Pertanyaan tentang keberanian melawan kekuasaan, dalam konteks ini, seharusnya diarahkan pada institusi dan prinsip, bukan pada individu. Siapa yang berani memastikan parlemen tetap menjalankan fungsi pengawasan? Siapa yang berani menjaga hukum agar tetap menjadi pembatas kekuasaan, bukan sekadar legitimasi? Siapa yang berani mempertahankan kebebasan akademik dan ruang kritik publik? Pertanyaan-pertanyaan inilah yang seharusnya diajukan dalam negara demokrasi.
Negara yang kuat tidak identik dengan negara otoriter. Namun sejarah menunjukkan bahwa negara yang kuat tanpa pembatasan hampir selalu berujung pada penyempitan kebebasan. Di sinilah relevansi pemikiran Montesquieu, Hegel, dan Marx bertemu. Montesquieu mengingatkan pentingnya pembatasan kekuasaan, Hegel menjelaskan daya tarik negara yang kuat, dan Marx membongkar kepentingan yang kerap bersembunyi di baliknya.

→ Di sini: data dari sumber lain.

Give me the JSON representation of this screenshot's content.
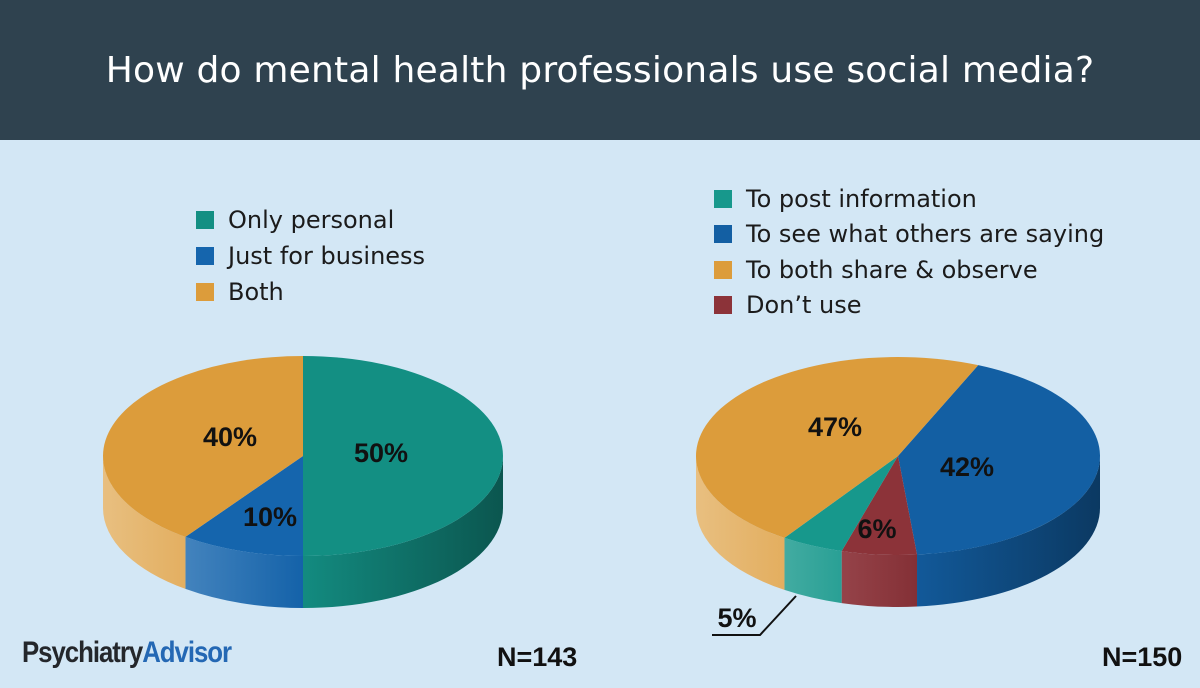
{
  "header": {
    "title": "How do mental health professionals use social media?"
  },
  "brand": {
    "part1": "Psychiatry",
    "part2": "Advisor"
  },
  "chart_data": [
    {
      "type": "pie",
      "title": "",
      "n_label": "N=143",
      "legend_position": "top-left",
      "slices": [
        {
          "name": "Only personal",
          "value": 50,
          "label": "50%",
          "color": "#138f83"
        },
        {
          "name": "Just for business",
          "value": 10,
          "label": "10%",
          "color": "#1565ad"
        },
        {
          "name": "Both",
          "value": 40,
          "label": "40%",
          "color": "#dc9c3b"
        }
      ]
    },
    {
      "type": "pie",
      "title": "",
      "n_label": "N=150",
      "legend_position": "top",
      "slices": [
        {
          "name": "To post information",
          "value": 5,
          "label": "5%",
          "color": "#17988c"
        },
        {
          "name": "To see what others are saying",
          "value": 42,
          "label": "42%",
          "color": "#135fa3"
        },
        {
          "name": "To both share & observe",
          "value": 47,
          "label": "47%",
          "color": "#dc9c3b"
        },
        {
          "name": "Don’t use",
          "value": 6,
          "label": "6%",
          "color": "#8c3339"
        }
      ]
    }
  ]
}
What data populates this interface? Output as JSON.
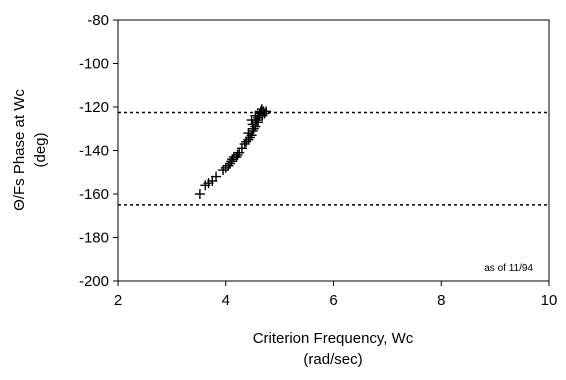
{
  "chart_data": {
    "type": "scatter",
    "marker": "plus",
    "xlabel": [
      "Criterion Frequency, Wc",
      "(rad/sec)"
    ],
    "ylabel": [
      "Θ/Fs Phase at Wc",
      "(deg)"
    ],
    "xlim": [
      2,
      10
    ],
    "ylim": [
      -200,
      -80
    ],
    "x_ticks": [
      2,
      4,
      6,
      8,
      10
    ],
    "y_ticks": [
      -80,
      -100,
      -120,
      -140,
      -160,
      -180,
      -200
    ],
    "grid": false,
    "reference_lines": [
      {
        "axis": "y",
        "value": -122.5,
        "style": "dashed"
      },
      {
        "axis": "y",
        "value": -165,
        "style": "dashed"
      }
    ],
    "annotation": "as of 11/94",
    "points": [
      [
        3.52,
        -160
      ],
      [
        3.62,
        -156
      ],
      [
        3.68,
        -155
      ],
      [
        3.75,
        -154
      ],
      [
        3.82,
        -152
      ],
      [
        3.95,
        -149
      ],
      [
        4.0,
        -148
      ],
      [
        4.05,
        -147
      ],
      [
        4.08,
        -146
      ],
      [
        4.1,
        -145
      ],
      [
        4.12,
        -144
      ],
      [
        4.15,
        -143
      ],
      [
        4.2,
        -143
      ],
      [
        4.22,
        -142
      ],
      [
        4.25,
        -141
      ],
      [
        4.3,
        -139
      ],
      [
        4.35,
        -137
      ],
      [
        4.38,
        -136
      ],
      [
        4.42,
        -135
      ],
      [
        4.45,
        -134
      ],
      [
        4.48,
        -133
      ],
      [
        4.5,
        -131
      ],
      [
        4.52,
        -130
      ],
      [
        4.55,
        -129
      ],
      [
        4.56,
        -127
      ],
      [
        4.58,
        -126
      ],
      [
        4.6,
        -125
      ],
      [
        4.62,
        -124
      ],
      [
        4.63,
        -123
      ],
      [
        4.65,
        -122
      ],
      [
        4.67,
        -121
      ],
      [
        4.68,
        -124
      ],
      [
        4.7,
        -122
      ],
      [
        4.72,
        -123
      ],
      [
        4.75,
        -122
      ],
      [
        4.5,
        -128
      ],
      [
        4.48,
        -126
      ],
      [
        4.55,
        -124
      ],
      [
        4.6,
        -127
      ],
      [
        4.42,
        -132
      ]
    ]
  }
}
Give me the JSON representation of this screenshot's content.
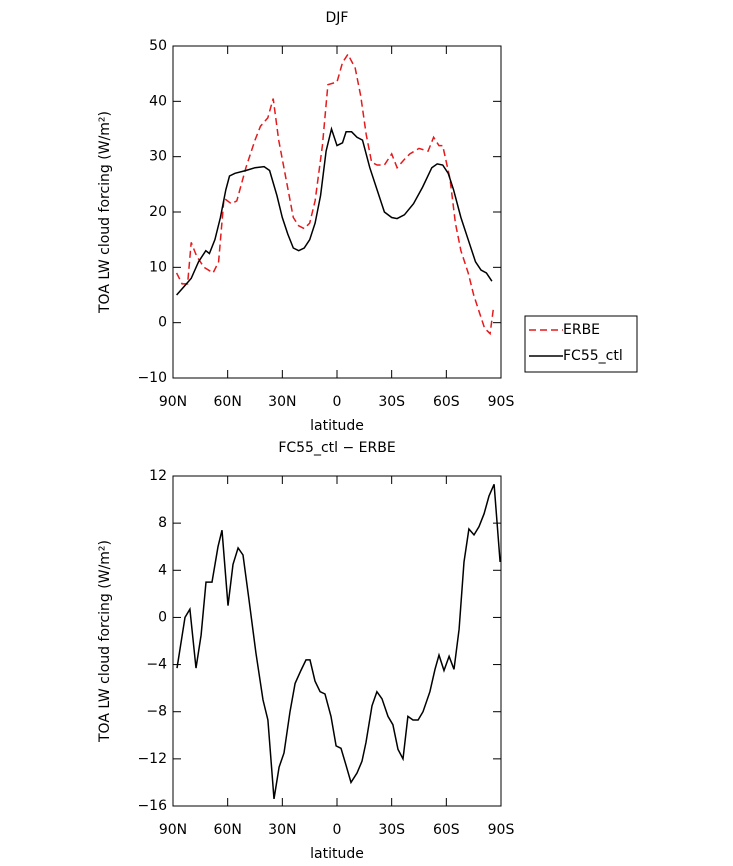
{
  "chart_data": [
    {
      "type": "line",
      "title": "DJF",
      "xlabel": "latitude",
      "ylabel": "TOA LW cloud forcing (W/m²)",
      "xlim": [
        90,
        -90
      ],
      "ylim": [
        -10,
        50
      ],
      "xticks": [
        {
          "value": 90,
          "label": "90N"
        },
        {
          "value": 60,
          "label": "60N"
        },
        {
          "value": 30,
          "label": "30N"
        },
        0,
        {
          "value": -30,
          "label": "30S"
        },
        {
          "value": -60,
          "label": "60S"
        },
        {
          "value": -90,
          "label": "90S"
        }
      ],
      "yticks": [
        {
          "value": -10,
          "label": "−10"
        },
        0,
        10,
        20,
        30,
        40,
        50
      ],
      "legend": "right",
      "series": [
        {
          "name": "ERBE",
          "color": "#e41a1c",
          "style": "dashed",
          "x": [
            88,
            85,
            82,
            80,
            77,
            73,
            68,
            65,
            62,
            58,
            55,
            50,
            45,
            42,
            38,
            35,
            32,
            28,
            24,
            21,
            18,
            15,
            12,
            8,
            5,
            0,
            -3,
            -6,
            -10,
            -13,
            -16,
            -19,
            -22,
            -26,
            -30,
            -33,
            -37,
            -40,
            -45,
            -50,
            -53,
            -56,
            -58,
            -62,
            -65,
            -68,
            -72,
            -75,
            -78,
            -81,
            -84,
            -86
          ],
          "values": [
            9,
            7,
            7,
            14.5,
            12,
            10,
            9,
            11,
            22.5,
            21.5,
            22,
            28,
            33,
            35.5,
            37,
            40.5,
            33,
            26,
            19,
            17.5,
            17,
            18,
            22,
            32,
            43,
            43.5,
            47,
            48.5,
            46,
            41,
            34,
            29,
            28.5,
            28.5,
            30.5,
            28,
            29.5,
            30.5,
            31.5,
            31,
            33.5,
            32,
            32,
            26,
            18,
            13,
            9,
            5,
            2,
            -1,
            -2,
            3
          ]
        },
        {
          "name": "FC55_ctl",
          "color": "#000000",
          "style": "solid",
          "x": [
            88,
            84,
            80,
            76,
            72,
            70,
            67,
            64,
            61,
            59,
            56,
            50,
            45,
            40,
            37,
            33,
            30,
            27,
            24,
            21,
            18,
            15,
            12,
            9,
            6,
            3,
            0,
            -3,
            -5,
            -8,
            -11,
            -14,
            -18,
            -22,
            -26,
            -30,
            -33,
            -37,
            -42,
            -47,
            -52,
            -55,
            -58,
            -61,
            -64,
            -68,
            -72,
            -76,
            -79,
            -82,
            -85
          ],
          "values": [
            5,
            6.5,
            8,
            11,
            13,
            12.5,
            15,
            19,
            24,
            26.5,
            27,
            27.5,
            28,
            28.2,
            27.5,
            23,
            19,
            16,
            13.5,
            13,
            13.5,
            15,
            18,
            23,
            31,
            35,
            32,
            32.5,
            34.5,
            34.5,
            33.5,
            33,
            28,
            24,
            20,
            19,
            18.8,
            19.5,
            21.5,
            24.5,
            28,
            28.7,
            28.5,
            27,
            24,
            19,
            15,
            11,
            9.5,
            9,
            7.5
          ]
        }
      ]
    },
    {
      "type": "line",
      "title": "FC55_ctl − ERBE",
      "xlabel": "latitude",
      "ylabel": "TOA LW cloud forcing (W/m²)",
      "xlim": [
        90,
        -90
      ],
      "ylim": [
        -16,
        12
      ],
      "xticks": [
        {
          "value": 90,
          "label": "90N"
        },
        {
          "value": 60,
          "label": "60N"
        },
        {
          "value": 30,
          "label": "30N"
        },
        0,
        {
          "value": -30,
          "label": "30S"
        },
        {
          "value": -60,
          "label": "60S"
        },
        {
          "value": -90,
          "label": "90S"
        }
      ],
      "yticks": [
        {
          "value": -16,
          "label": "−16"
        },
        {
          "value": -12,
          "label": "−12"
        },
        {
          "value": -8,
          "label": "−8"
        },
        {
          "value": -4,
          "label": "−4"
        },
        0,
        4,
        8,
        12
      ],
      "series": [
        {
          "color": "#000000",
          "style": "solid",
          "x": [
            87.8,
            83.4,
            80.7,
            77.4,
            74.6,
            71.9,
            68.6,
            65.3,
            63.1,
            59.8,
            57.1,
            54.3,
            51.6,
            48.3,
            44.5,
            40.6,
            37.9,
            34.6,
            31.8,
            29.1,
            25.8,
            23,
            19.8,
            17,
            14.8,
            12.1,
            9.3,
            6.6,
            3.3,
            0.5,
            -2.2,
            -4.9,
            -7.7,
            -11,
            -13.7,
            -15.9,
            -19.2,
            -21.9,
            -24.7,
            -28,
            -30.7,
            -33.5,
            -36.2,
            -38.9,
            -41.7,
            -44.5,
            -47.2,
            -51,
            -53.8,
            -56,
            -58.7,
            -61.5,
            -64.2,
            -67,
            -69.7,
            -72.4,
            -75.2,
            -77.9,
            -80.7,
            -83.4,
            -86.2,
            -89.5
          ],
          "values": [
            -4.3,
            0,
            0.7,
            -4.3,
            -1.5,
            3,
            3,
            6,
            7.4,
            1,
            4.5,
            5.9,
            5.3,
            1.5,
            -3,
            -7,
            -8.7,
            -15.4,
            -12.7,
            -11.5,
            -8,
            -5.6,
            -4.5,
            -3.6,
            -3.6,
            -5.4,
            -6.3,
            -6.5,
            -8.4,
            -10.9,
            -11.1,
            -12.5,
            -14,
            -13.2,
            -12.2,
            -10.6,
            -7.5,
            -6.3,
            -6.9,
            -8.4,
            -9.1,
            -11.2,
            -12,
            -8.4,
            -8.7,
            -8.7,
            -8,
            -6.3,
            -4.4,
            -3.2,
            -4.5,
            -3.3,
            -4.4,
            -1,
            4.7,
            7.5,
            7,
            7.7,
            8.8,
            10.3,
            11.3,
            4.7
          ]
        }
      ]
    }
  ]
}
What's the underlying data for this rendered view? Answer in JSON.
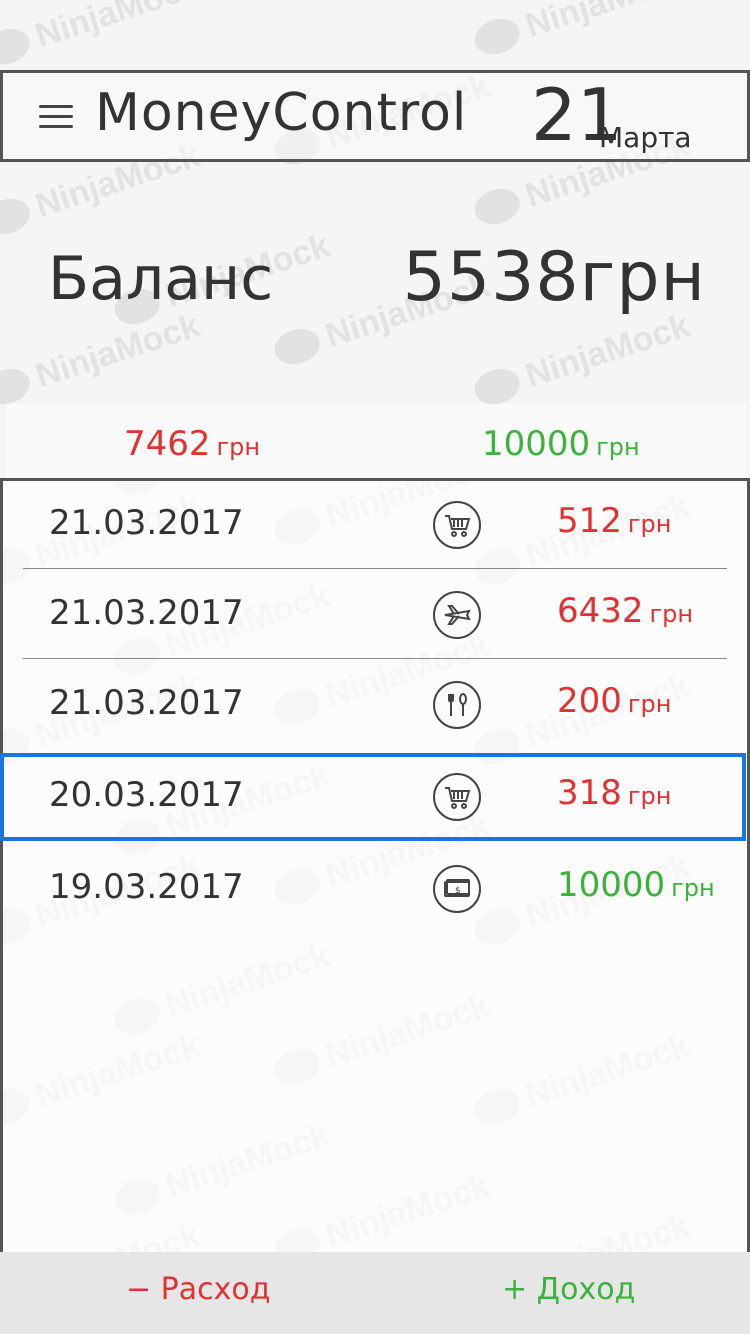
{
  "header": {
    "title": "MoneyControl",
    "date_day": "21",
    "date_month": "Марта"
  },
  "balance": {
    "label": "Баланс",
    "value": "5538грн"
  },
  "summary": {
    "expense_value": "7462",
    "expense_unit": "грн",
    "income_value": "10000",
    "income_unit": "грн"
  },
  "transactions": [
    {
      "date": "21.03.2017",
      "icon": "shopping-cart-icon",
      "amount": "512",
      "unit": "грн",
      "type": "expense"
    },
    {
      "date": "21.03.2017",
      "icon": "airplane-icon",
      "amount": "6432",
      "unit": "грн",
      "type": "expense"
    },
    {
      "date": "21.03.2017",
      "icon": "fork-spoon-icon",
      "amount": "200",
      "unit": "грн",
      "type": "expense"
    },
    {
      "date": "20.03.2017",
      "icon": "shopping-cart-icon",
      "amount": "318",
      "unit": "грн",
      "type": "expense"
    },
    {
      "date": "19.03.2017",
      "icon": "money-icon",
      "amount": "10000",
      "unit": "грн",
      "type": "income"
    }
  ],
  "footer": {
    "expense_button": "− Расход",
    "income_button": "+ Доход"
  },
  "colors": {
    "expense": "#e03232",
    "income": "#3bb33b",
    "selection": "#1976e0"
  }
}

Demokrasi tidak runtuh dalam satu malam. Ia melemah perlahan, ketika kekuasaan tidak lagi merasa perlu diawasi dan masyarakat mulai terbiasa dengan konsentrasi kekuasaan. Dalam situasi seperti ini, filsafat politik bukanlah alat untuk menggugat negara, melainkan sarana untuk mengingatkan bahwa kekuasaan, betapapun sah dan populer, selalu membutuhkan batas.
Maka, Leviathan tidak harus dihancurkan, tetapi harus dikendalikan. Negara tetap diperlukan sebagai penjamin ketertiban dan keadilan, tetapi tidak boleh dibiarkan tumbuh tanpa pengawasan. Pertanyaan sejati bagi Indonesia hari ini bukanlah siapa berani melawan Prabowo, melainkan apakah prinsip pembatasan kekuasaan masih hidup dalam praktik bernegara kita. Jika prinsip itu tetap dijaga, demokrasi akan bertahan. Jika tidak, maka Leviathan akan terus membesar, berdiri kokoh atas nama hukum, tetapi semakin jauh dari semangat keadilan yang seharusnya dilindunginya.